Memorial de um Tempo Antigo
Léo Ribeiro de Souza
Repisando
o próprio rastro que ficou petrificado
nos lamaçais, por três dias,
quando desceram as quebradas da Serra da Bananeira
rumo a Conceição do Arroio.
Sentindo ainda o perfume da maresia praieira,
vem de volta a comitiva, despacito, a passo lerdo,
de alguém que andou e andou sob o sol de muitas braças.
Cinco
homens bem montados, com estirpe campeiraça,
em arreios requintados sobre fletes amilhados,
vem proseando sobre o tempo e os segredos das lavouras.
Dois guris vem lá no coice, em fuzarca, a trote largo,
dando risada por nada e assoviando o "Mate Amargo".
A piazada não cansa...
Doze
mulas no compasso do cincerro tilintando
vem mermando lomba acima com bruacas estufadas,
arreatadas com o jeito de quem cresceu nas tropeadas.
Desceram com charque gordo, queijo novo, algum pinhão,
e sobem com canha pura, com farinha, rapadura,
açúcar amarelado e melado em borrachão.
É a
troca de mantimentos que por muito foi sustento da gente da região.
Num
cerro limpo estaqueado, entre dois capões de mato, vão tirando o pé do estrivo e frouxando os aparatos.
Estirando a pelegama, capa Ideal, o chergão,
ao cabo de pouco tempo um catre sobre a campina
fica a espera de seu dono.
Os
guris catam gravetos, já coacha alguma rã,
juntam tudo que acham seco contra um pau de tarumã, e
fantasmas de fumaça prenunciam fogo alto.
Enquanto
a cambona antiga aquenta a água pro mate alguns atam
a cavalhada, outros revisam cargueiros.
Nicanor, o peão caseiro, chega toucinho e uns temperos
numa panela mulata pra um guisadito com molho.
É mestre nestas manobras...
E a burdoga prega o olho na espera de uma sobra.
E
depois da bóia quente vertem causos e delongas,
a cantar a sua gente alguém lasca uma milonga.
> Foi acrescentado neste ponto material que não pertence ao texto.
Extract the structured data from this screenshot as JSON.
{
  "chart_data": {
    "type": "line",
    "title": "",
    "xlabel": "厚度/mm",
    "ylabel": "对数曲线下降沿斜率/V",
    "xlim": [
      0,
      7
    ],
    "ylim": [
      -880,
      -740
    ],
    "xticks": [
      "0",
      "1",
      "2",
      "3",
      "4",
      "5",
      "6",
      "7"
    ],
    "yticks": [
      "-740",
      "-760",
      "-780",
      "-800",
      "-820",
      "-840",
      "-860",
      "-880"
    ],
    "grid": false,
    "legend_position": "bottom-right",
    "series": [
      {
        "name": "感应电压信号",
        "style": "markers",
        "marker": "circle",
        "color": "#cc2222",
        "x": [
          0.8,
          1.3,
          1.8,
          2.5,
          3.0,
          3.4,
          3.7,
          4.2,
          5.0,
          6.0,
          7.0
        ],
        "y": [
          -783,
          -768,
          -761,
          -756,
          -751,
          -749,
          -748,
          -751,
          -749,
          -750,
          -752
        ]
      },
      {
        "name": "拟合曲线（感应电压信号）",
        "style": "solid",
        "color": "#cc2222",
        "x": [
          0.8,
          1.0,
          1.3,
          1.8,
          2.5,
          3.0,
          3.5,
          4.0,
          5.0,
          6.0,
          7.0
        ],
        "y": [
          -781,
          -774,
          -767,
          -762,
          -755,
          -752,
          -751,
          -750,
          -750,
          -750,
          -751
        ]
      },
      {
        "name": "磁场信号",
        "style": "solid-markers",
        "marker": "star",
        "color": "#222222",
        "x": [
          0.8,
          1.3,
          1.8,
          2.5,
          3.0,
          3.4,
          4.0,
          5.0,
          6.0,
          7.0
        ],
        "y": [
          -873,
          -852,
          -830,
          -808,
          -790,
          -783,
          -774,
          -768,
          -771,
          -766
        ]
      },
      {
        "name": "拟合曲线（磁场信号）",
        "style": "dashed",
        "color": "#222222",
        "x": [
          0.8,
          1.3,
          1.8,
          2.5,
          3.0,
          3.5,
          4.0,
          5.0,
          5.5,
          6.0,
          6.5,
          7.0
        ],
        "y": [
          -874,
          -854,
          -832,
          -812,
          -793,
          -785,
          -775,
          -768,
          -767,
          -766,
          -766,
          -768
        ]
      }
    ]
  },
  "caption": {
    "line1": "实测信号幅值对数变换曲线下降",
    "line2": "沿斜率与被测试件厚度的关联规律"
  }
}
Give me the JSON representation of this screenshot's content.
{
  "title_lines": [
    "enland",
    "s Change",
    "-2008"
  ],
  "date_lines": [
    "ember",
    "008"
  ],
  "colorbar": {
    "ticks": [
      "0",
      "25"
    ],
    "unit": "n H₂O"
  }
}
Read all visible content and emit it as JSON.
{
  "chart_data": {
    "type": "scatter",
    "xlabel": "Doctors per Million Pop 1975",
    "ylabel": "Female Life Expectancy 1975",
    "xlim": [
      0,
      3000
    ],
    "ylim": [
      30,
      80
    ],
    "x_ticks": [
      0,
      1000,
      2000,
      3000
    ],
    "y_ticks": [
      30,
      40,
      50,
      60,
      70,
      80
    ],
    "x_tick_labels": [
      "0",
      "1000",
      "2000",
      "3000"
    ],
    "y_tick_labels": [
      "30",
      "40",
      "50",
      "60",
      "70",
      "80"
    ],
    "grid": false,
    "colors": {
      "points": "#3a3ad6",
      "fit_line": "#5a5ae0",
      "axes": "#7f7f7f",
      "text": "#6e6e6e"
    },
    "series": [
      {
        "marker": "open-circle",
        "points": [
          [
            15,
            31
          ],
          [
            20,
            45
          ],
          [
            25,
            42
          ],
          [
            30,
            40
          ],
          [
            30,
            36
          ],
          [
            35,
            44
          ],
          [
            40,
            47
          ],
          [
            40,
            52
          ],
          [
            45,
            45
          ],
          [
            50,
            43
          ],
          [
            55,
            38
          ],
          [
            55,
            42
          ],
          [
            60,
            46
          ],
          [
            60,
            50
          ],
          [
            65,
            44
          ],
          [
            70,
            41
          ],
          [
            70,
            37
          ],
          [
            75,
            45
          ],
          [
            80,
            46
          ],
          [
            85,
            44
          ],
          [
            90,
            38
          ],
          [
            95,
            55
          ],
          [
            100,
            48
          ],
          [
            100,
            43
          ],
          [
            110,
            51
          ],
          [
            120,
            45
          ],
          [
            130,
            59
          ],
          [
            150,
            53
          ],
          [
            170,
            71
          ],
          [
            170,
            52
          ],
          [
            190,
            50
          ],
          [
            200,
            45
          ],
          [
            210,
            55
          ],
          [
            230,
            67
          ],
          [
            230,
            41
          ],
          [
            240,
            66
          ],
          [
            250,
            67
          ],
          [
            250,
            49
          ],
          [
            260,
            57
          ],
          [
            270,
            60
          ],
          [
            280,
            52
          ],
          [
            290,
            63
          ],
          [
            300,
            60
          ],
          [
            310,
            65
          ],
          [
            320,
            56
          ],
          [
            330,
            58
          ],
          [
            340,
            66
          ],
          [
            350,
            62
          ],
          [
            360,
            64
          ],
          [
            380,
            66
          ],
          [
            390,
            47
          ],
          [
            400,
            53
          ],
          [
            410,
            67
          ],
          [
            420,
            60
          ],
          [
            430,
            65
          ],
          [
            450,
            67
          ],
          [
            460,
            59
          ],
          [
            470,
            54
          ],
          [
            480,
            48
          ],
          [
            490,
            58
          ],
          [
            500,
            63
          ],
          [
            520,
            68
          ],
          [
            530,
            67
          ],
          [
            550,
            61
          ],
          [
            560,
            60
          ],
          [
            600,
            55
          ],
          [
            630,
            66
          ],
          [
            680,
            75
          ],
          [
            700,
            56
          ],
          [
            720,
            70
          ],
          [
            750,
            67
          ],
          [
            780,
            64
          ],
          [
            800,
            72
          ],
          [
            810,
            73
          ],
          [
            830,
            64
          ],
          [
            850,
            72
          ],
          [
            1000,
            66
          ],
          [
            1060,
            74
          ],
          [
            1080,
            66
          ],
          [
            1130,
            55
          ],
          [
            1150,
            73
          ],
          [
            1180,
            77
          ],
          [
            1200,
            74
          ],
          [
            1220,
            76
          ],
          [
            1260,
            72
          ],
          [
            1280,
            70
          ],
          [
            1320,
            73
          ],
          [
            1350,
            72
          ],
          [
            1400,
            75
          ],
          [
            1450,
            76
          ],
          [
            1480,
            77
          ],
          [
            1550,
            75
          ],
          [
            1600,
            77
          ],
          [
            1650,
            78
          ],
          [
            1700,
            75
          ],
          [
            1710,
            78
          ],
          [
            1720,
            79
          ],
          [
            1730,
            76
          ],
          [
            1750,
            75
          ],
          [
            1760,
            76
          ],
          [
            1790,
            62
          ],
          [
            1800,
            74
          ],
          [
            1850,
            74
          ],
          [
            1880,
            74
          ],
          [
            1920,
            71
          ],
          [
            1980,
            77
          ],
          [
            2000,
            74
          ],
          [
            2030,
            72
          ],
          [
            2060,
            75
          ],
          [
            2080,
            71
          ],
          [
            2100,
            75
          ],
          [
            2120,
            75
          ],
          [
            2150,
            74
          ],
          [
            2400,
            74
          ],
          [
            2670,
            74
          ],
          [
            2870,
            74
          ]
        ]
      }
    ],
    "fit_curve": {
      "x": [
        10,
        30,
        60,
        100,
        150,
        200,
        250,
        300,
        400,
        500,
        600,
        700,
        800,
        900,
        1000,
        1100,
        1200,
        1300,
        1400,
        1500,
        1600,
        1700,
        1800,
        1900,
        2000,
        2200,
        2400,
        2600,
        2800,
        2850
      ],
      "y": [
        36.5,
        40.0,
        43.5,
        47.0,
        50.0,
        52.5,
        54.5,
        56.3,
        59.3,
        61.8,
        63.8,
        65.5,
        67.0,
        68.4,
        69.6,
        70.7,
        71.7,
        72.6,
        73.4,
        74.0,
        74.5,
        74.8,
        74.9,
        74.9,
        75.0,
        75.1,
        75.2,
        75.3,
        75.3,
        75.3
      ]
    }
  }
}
Seu Acácio, com paciência, pica fumo, arma um pito,
prende fogo, exala a essência de um palheiro criolito,
vaga-lume das noitadas.
Outro
bugre busca o sono estendido nos bacheiros
sob o pé de um cinamomo no bombeio dos luzeiros.
Então rebrota a saudade que é brasa em cinza oculta,
e na distância de casa basta um sopro, já se avulta.
E
por falar em saudade, este meu canto reverte pra um tempo que foi embora
com a minha mocidade.
Emudeceram as esporas, hay silêncio nas
pousadas,
a bodega hoje é tapera, nada mais é o que era,
a relva cresceu na estrada.
Não
se escuta a ringideira dos balaios de taquara
e o bate casco das tropas desviando das coivaras.
Ninguém emborca porongos
para encher de água corrente pelas sangas do caminho.
Ninguém
madruga ao relento, não se escuta nem lamentos
do dedilhar de algum pinho.
Três
Forquilhas, Três Cachoeiras, Barra do Ouro, Itati,
se aquerenciou com os povoeiros aquele antigo
tropeiro
que andejou por aí.
E a
Serra da Bananeira, onde Cristóvão Pereira
também cruzou algum dia,
ficou na minha memória que por bem ainda não falha.
Ficou nos ranchos caboclos, no canto das cotovias,
ficou nos avios, nas tralhas, na minha simbologia.
Mas
se a vida é um reencontro, num futuro, logo adiante
surgirão nestes lançantes nova tropa de muares,
nova gente caminhante.
Nova
chama aquecerá o entorno do borralho,
vasilha com carreteiro e um milho verde espetado
e nós seremos lembrados em algum causo retrechado
por um turuna qualquer.
Nos tornaremos passado, lembranças e nada mais.
As
nossas dificuldades, bravuras, felicidades,
não estarão nos anais...
Mas
vivenciei meus momentos de uma maneira terrunha
e por isso não me queixo.
A calma destas pousadas, uma existência regrada,
o ir e vir das tropeadas, a parceirada de lei,
são partes da minha jornada que jamais esquecerei.